The London interbank offered rate, or Libor, for three- month loans fell to 2.51 percent today, from 4.82 percent on Oct. 10. The rate is still 151 basis points more than the Federal Reserve’s target interest rate for overnight bank loans, compared with an average of 22 basis points in the five years before the global credit crisis began in August 2007.
“Banks are cutting back, the economy is in a deepening recession and in that environment, I don’t think banks are going to become a lot more willing to extend credit soon,” said Jan Hatzius, chief U.S. economist in New York at Goldman Sachs Group Inc., the world’s biggest securities firm.
“No one wants to lend because they are still wary of values of bank balance sheets, and no one wants to borrow from the money market because they can borrow directly from the central banks,” said Alessandro Tentori, a fixed-income strategist at BNP Paribas SA in London.
Lender Of Only Resort
That last paragraph above sums up the problem nicely. Because the Fed has six new lending facilities, all of them offering cheaper rates than can be found elsewhere, there is little reason to go anywhere but the Fed for those eligible to do so.
Funding Drought Slams China
Efforts to stimulate lending are failing not just in the US but around the globe. Please consider Funding Drought Slams Chinese Plans as Banks Shun Plea to Lend.
China’s largest banks, with 4 trillion yuan of cash, are resisting government efforts to boost lending to 42 million small and medium-size companies that drove the economic boom of the past decade.
Half the nation’s toy exporters have closed this year, and 67,000 smaller enterprises filed for bankruptcy in the first half, according to government statistics. Companies with assets of less than 40 million yuan provide three-quarters of urban jobs and 60 percent of China’s gross domestic product.
After five years of economic growth above 10 percent, the rate may slow to 5.8 percent this quarter, according to a Nov. 3 estimate by Credit Suisse Group AG. That would be the lowest rate since at least 1994, according to data compiled by Bloomberg.
“It’s wishful thinking for the government to try to talk banks into lending to stimulate the economy,” says Li Qing, a Shanghai-based analyst at CSC Securities HK Ltd. “Banks are holding onto their purse not because they are bound by the quota, but because they are expecting mounting defaults and failures.”
“Chinese banks are getting smarter and they won’t blindly follow lending directives from the top any more,” says Leo Gao, who helps oversee the equivalent of $2.3 billion at APS Asset Management Ltd. in Shanghai. “We’ve seen banks start to cut back loans to real estate and exporters since the second quarter as they know an outbreak of bad loans is on the horizon.”
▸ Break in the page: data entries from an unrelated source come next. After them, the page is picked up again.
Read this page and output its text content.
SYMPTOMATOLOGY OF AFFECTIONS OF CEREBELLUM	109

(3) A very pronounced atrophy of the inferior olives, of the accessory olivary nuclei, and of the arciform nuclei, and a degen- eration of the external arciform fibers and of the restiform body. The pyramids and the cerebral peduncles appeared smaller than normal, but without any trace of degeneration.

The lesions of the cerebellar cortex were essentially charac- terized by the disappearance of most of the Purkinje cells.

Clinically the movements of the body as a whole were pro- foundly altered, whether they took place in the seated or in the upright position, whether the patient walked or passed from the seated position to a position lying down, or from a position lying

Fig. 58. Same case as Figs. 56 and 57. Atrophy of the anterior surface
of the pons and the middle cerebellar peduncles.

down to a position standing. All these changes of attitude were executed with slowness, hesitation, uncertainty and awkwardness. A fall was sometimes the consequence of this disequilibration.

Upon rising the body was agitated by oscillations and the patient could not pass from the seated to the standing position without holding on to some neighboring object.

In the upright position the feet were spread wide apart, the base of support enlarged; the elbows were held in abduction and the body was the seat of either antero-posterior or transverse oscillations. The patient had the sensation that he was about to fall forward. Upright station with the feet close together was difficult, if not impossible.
Credit Card Bond Sales at Zero
For the first time since 1993, Credit Card Bond Sales at Zero.
Credit card companies were shut out of the market for bonds backed by customer payments in October for the first time in more than 15 years, as investors shunned the debt amid the global credit freeze.
A weakening job market and a looming recession are making it harder for consumers to make monthly payments, eroding confidence among investors about the safety of credit-card-backed bonds. It’s the first month since April 1993 that there have been no sales, according to Wachovia Corp. data. Issuers sold $17.1 billion of the debt in October 2007, the data show.
“Nobody is eager to put money to work given the uncertainty in the market,” said James Grady, a managing director at Deutsche Bank AG’s asset management unit. “When you think it can’t get worse, it continues to get worse. There is not a demand” for these bonds.
Banks are hoarding cash because defaults are rising, unemployment is rising, and it simply makes no sense to lend. Bank balance sheets are already stuffed to the gills.